GPTCache provides integration with several LLM frameworks such as LangChain or LLamaIndex.
Benefits
GPTCache brings a number of tangible benefits to LLM applications.
By utilizing a caching mechanism, you can achieve remarkable performance improvements in retrieving responses from your Language Model (LLM). When a response has been previously requested and resides in the cache, the time taken to fetch it is significantly reduced. Implementing response caching not only optimizes response retrieval but also enhances the overall performance of your application.
LLM services usually impose fees based on a combination of request numbers and token count. However, by intelligently caching LLM responses, you can effectively minimize the number of API calls made to the service, resulting in substantial cost savings. This becomes particularly relevant when dealing with high-traffic scenarios where expenses related to API calls can be substantial.

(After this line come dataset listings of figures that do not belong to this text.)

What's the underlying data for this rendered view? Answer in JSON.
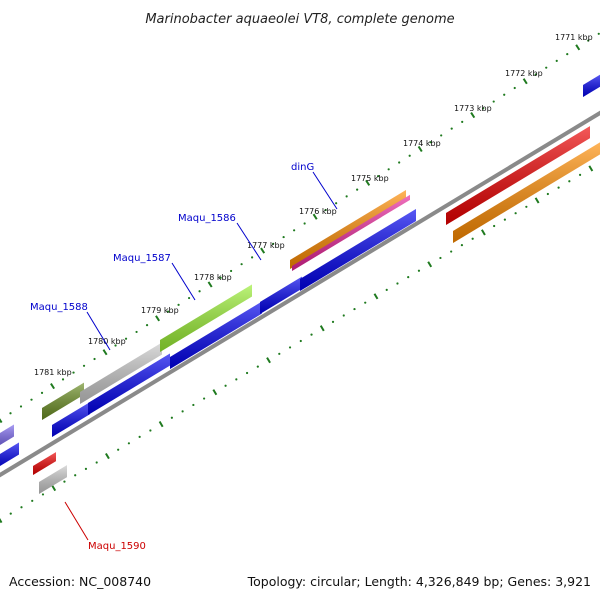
{
  "title": "Marinobacter aquaeolei VT8, complete genome",
  "footer": {
    "accession": "Accession: NC_008740",
    "summary": "Topology: circular; Length: 4,326,849 bp; Genes: 3,921"
  },
  "colors": {
    "backbone": "#888888",
    "tick": "#1f7a1f",
    "blue": "#0000ee",
    "red": "#ee0000",
    "orange": "#ff8c00",
    "pink": "#e8259a",
    "lime": "#99ee33",
    "olive": "#6b8e23",
    "gray": "#c8c8c8",
    "purple": "#7b68ee",
    "label_blue": "#0000cc",
    "label_red": "#cc0000"
  },
  "kbp_markers": [
    "1771 kbp",
    "1772 kbp",
    "1773 kbp",
    "1774 kbp",
    "1775 kbp",
    "1776 kbp",
    "1777 kbp",
    "1778 kbp",
    "1779 kbp",
    "1780 kbp",
    "1781 kbp"
  ],
  "gene_labels": [
    {
      "id": "dinG",
      "text": "dinG",
      "color": "label_blue"
    },
    {
      "id": "maqu-1586",
      "text": "Maqu_1586",
      "color": "label_blue"
    },
    {
      "id": "maqu-1587",
      "text": "Maqu_1587",
      "color": "label_blue"
    },
    {
      "id": "maqu-1588",
      "text": "Maqu_1588",
      "color": "label_blue"
    },
    {
      "id": "maqu-1590",
      "text": "Maqu_1590",
      "color": "label_red"
    }
  ]
}
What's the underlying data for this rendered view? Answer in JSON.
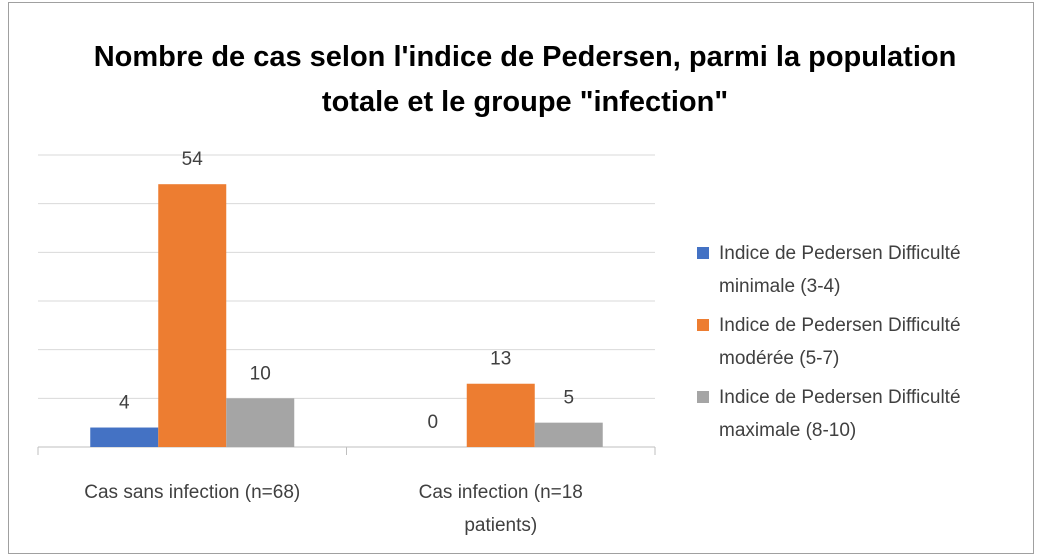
{
  "chart_data": {
    "type": "bar",
    "title": "Nombre de cas selon l'indice de Pedersen, parmi la population totale et le groupe \"infection\"",
    "categories": [
      "Cas sans infection (n=68)",
      "Cas infection (n=18 patients)"
    ],
    "series": [
      {
        "name": "Indice de Pedersen Difficulté minimale (3-4)",
        "color": "#4472c4",
        "values": [
          4,
          0
        ]
      },
      {
        "name": "Indice de Pedersen Difficulté modérée (5-7)",
        "color": "#ed7d31",
        "values": [
          54,
          13
        ]
      },
      {
        "name": "Indice de Pedersen Difficulté maximale (8-10)",
        "color": "#a5a5a5",
        "values": [
          10,
          5
        ]
      }
    ],
    "ylim": [
      0,
      60
    ],
    "yticks": [
      0,
      10,
      20,
      30,
      40,
      50,
      60
    ],
    "grid": true,
    "legend": "right"
  }
}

Implementing a caching mechanism for LLM responses can greatly enhance the scalability of your application. By reducing the load on the LLM service, caching helps avoid bottlenecks and ensures that your application can handle a growing number of requests seamlessly.
GPTCache serves as a valuable asset during the development phase of your LLM application, effectively reducing costs. Developing an LLM application necessitates continuous connections to LLM APIs, which can incur substantial expenses. GPTCache offers an identical interface to LLM APIs and can store either LLM-generated or mocked-up data. This enables you to verify your application’s features without the need for connectivity to LLM APIs or the network, resulting in cost savings.
Positioning a semantic cache in closer proximity to your users significantly reduces the time required to retrieve data from the LLM service. By effectively diminishing network latency, you can greatly enhance the overall user experience, ensuring swift and responsive interactions.
LLM services often enforce rate limits, which restrict the number of requests a user or client can make within a specific timeframe. Hitting these limits leads to service outages, as additional requests are blocked until a certain period has passed. By leveraging GPTCache, you can effortlessly scale your infrastructure to accommodate a growing volume of queries, ensuring consistent performance as your application’s user base expands.
Just like previous tech trends, caching is an emerging but very promising area of the LLM space. Technologies such as GPTCache are setting up a strong foundation for the development of this area.